Michael Crichton's "Next": Good writing, messy presentation
An anthology of stories built around social & ethical issues concerning genetics. But presented as a novel rather than story collection; that is what makes it a somewhat tedious reading. Some 25 untitled stories running in parallel - 2 pages at a time, & may be 100 characters between them - that merge into 5-6 stories towards the end of the book.
Most of the stories are unremarkable, but there are two exceptions:
1. A horror story based on gene patents.
True fact: There are genes inside your body that are now patented & owned by someone else! Legally, you do not own all of your own body.
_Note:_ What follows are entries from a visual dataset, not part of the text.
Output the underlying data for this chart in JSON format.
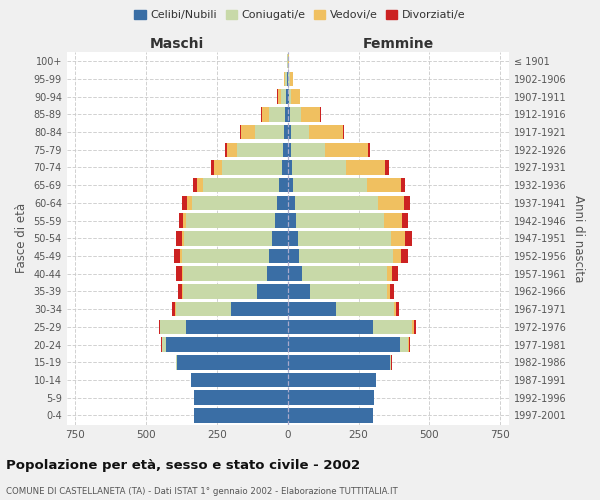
{
  "age_groups": [
    "0-4",
    "5-9",
    "10-14",
    "15-19",
    "20-24",
    "25-29",
    "30-34",
    "35-39",
    "40-44",
    "45-49",
    "50-54",
    "55-59",
    "60-64",
    "65-69",
    "70-74",
    "75-79",
    "80-84",
    "85-89",
    "90-94",
    "95-99",
    "100+"
  ],
  "birth_years": [
    "1997-2001",
    "1992-1996",
    "1987-1991",
    "1982-1986",
    "1977-1981",
    "1972-1976",
    "1967-1971",
    "1962-1966",
    "1957-1961",
    "1952-1956",
    "1947-1951",
    "1942-1946",
    "1937-1941",
    "1932-1936",
    "1927-1931",
    "1922-1926",
    "1917-1921",
    "1912-1916",
    "1907-1911",
    "1902-1906",
    "≤ 1901"
  ],
  "male_celibi": [
    330,
    330,
    340,
    390,
    430,
    360,
    200,
    110,
    75,
    65,
    55,
    45,
    38,
    30,
    22,
    18,
    15,
    10,
    5,
    2,
    0
  ],
  "male_coniugati": [
    0,
    0,
    0,
    5,
    15,
    90,
    195,
    260,
    295,
    310,
    310,
    315,
    300,
    270,
    210,
    160,
    100,
    55,
    18,
    8,
    2
  ],
  "male_vedovi": [
    0,
    0,
    0,
    0,
    0,
    1,
    2,
    3,
    5,
    6,
    8,
    10,
    18,
    22,
    30,
    35,
    50,
    25,
    12,
    4,
    0
  ],
  "male_divorziati": [
    0,
    0,
    0,
    1,
    3,
    5,
    10,
    14,
    18,
    20,
    20,
    15,
    18,
    12,
    10,
    8,
    5,
    5,
    2,
    0,
    0
  ],
  "female_celibi": [
    300,
    305,
    310,
    360,
    395,
    300,
    170,
    80,
    50,
    40,
    35,
    30,
    25,
    20,
    15,
    12,
    10,
    8,
    3,
    2,
    0
  ],
  "female_coniugati": [
    0,
    0,
    0,
    5,
    30,
    140,
    205,
    270,
    300,
    330,
    330,
    310,
    295,
    260,
    190,
    120,
    65,
    40,
    10,
    6,
    2
  ],
  "female_vedovi": [
    0,
    0,
    0,
    0,
    2,
    5,
    6,
    10,
    18,
    30,
    50,
    65,
    90,
    120,
    140,
    150,
    120,
    65,
    30,
    10,
    2
  ],
  "female_divorziati": [
    0,
    0,
    0,
    2,
    5,
    8,
    12,
    15,
    20,
    25,
    25,
    20,
    20,
    15,
    12,
    8,
    5,
    3,
    2,
    0,
    0
  ],
  "color_celibi": "#3a6ea5",
  "color_coniugati": "#c8d9a8",
  "color_vedovi": "#f0c060",
  "color_divorziati": "#cc2222",
  "title": "Popolazione per età, sesso e stato civile - 2002",
  "subtitle": "COMUNE DI CASTELLANETA (TA) - Dati ISTAT 1° gennaio 2002 - Elaborazione TUTTITALIA.IT",
  "xlabel_left": "Maschi",
  "xlabel_right": "Femmine",
  "ylabel_left": "Fasce di età",
  "ylabel_right": "Anni di nascita",
  "xlim": 780,
  "bg_color": "#f0f0f0",
  "plot_bg": "#ffffff",
  "grid_color": "#cccccc"
}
Story summary: A dying cancer patient is cured by a competent doctor. What he is not told is that he was actually cured by a rare gene he has that is apparently effective against some cancers.
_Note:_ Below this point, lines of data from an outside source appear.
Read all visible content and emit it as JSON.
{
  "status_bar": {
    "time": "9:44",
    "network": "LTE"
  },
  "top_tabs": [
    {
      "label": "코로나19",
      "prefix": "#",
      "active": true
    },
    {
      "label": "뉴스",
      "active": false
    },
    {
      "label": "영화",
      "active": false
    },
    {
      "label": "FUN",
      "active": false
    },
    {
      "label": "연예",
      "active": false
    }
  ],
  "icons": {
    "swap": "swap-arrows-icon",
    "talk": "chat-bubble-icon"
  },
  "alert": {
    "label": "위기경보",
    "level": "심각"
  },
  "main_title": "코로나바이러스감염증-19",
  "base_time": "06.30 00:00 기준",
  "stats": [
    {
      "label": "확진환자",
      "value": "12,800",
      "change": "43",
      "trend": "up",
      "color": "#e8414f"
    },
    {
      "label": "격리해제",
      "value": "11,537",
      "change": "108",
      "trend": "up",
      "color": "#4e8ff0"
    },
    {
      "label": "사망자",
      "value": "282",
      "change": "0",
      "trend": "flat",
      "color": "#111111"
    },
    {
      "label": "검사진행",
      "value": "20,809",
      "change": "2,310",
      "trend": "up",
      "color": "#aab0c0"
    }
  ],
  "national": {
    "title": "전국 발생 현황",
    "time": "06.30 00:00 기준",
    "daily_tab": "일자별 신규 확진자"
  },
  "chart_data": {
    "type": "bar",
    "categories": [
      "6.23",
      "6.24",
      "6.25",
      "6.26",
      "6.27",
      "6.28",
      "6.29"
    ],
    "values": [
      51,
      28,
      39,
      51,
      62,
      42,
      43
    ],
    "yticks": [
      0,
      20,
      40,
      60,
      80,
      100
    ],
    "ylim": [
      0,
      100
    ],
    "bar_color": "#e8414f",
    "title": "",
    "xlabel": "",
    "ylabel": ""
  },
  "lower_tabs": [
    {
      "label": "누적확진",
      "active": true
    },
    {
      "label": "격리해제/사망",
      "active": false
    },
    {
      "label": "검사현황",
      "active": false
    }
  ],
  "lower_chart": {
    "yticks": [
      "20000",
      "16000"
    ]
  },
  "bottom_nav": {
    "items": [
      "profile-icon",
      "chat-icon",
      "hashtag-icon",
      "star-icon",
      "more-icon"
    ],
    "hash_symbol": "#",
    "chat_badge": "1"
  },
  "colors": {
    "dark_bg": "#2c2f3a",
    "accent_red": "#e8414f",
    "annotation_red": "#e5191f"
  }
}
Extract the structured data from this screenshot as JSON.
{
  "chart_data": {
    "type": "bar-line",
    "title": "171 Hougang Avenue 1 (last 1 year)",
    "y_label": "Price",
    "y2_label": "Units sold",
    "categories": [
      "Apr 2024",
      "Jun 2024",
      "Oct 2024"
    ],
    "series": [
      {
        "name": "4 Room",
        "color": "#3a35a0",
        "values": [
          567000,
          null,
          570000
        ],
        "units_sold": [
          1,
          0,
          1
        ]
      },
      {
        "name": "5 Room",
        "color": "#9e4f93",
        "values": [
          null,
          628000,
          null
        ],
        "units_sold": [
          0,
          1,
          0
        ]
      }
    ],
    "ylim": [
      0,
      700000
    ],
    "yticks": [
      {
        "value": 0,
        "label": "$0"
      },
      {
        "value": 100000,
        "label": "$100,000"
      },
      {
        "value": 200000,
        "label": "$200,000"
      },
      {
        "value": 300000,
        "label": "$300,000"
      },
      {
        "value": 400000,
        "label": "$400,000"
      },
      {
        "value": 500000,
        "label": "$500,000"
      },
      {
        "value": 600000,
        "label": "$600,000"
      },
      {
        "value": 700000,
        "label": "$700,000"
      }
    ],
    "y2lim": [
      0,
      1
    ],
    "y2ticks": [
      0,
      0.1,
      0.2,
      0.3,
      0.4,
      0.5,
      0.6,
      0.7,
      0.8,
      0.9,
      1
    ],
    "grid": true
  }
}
The wily doctor makes him visit for several years after cure, & keeps collecting his body tissue. Eventually, doctor isolates his cell line & sells it to a pharma company.
Rest is court room drama, kidnapping & chase that is both bizarre & typical Hollywood. And very plausible.
2. A comedy built around a talking parrot that has been injected with some human genes.
I might have rated this book higher if it was presented as a story collection rather than a novel. In the present form, it takes a paragraph or two into every section before you figure out which of the many stories is being continued!
Fact sheet.
Next, novel, review
First published: 2006
Rating: B
See also.
- Arthur Clarke's "An Ape About the House" (1962): Story of an engineered chimpanzee that can speak like humans, & is sold as a servant & babysitter - but turns out to be more talented than anyone suspected. Can be read alongside the story in "Next" where an engineered baby has a chimp mother & a human father.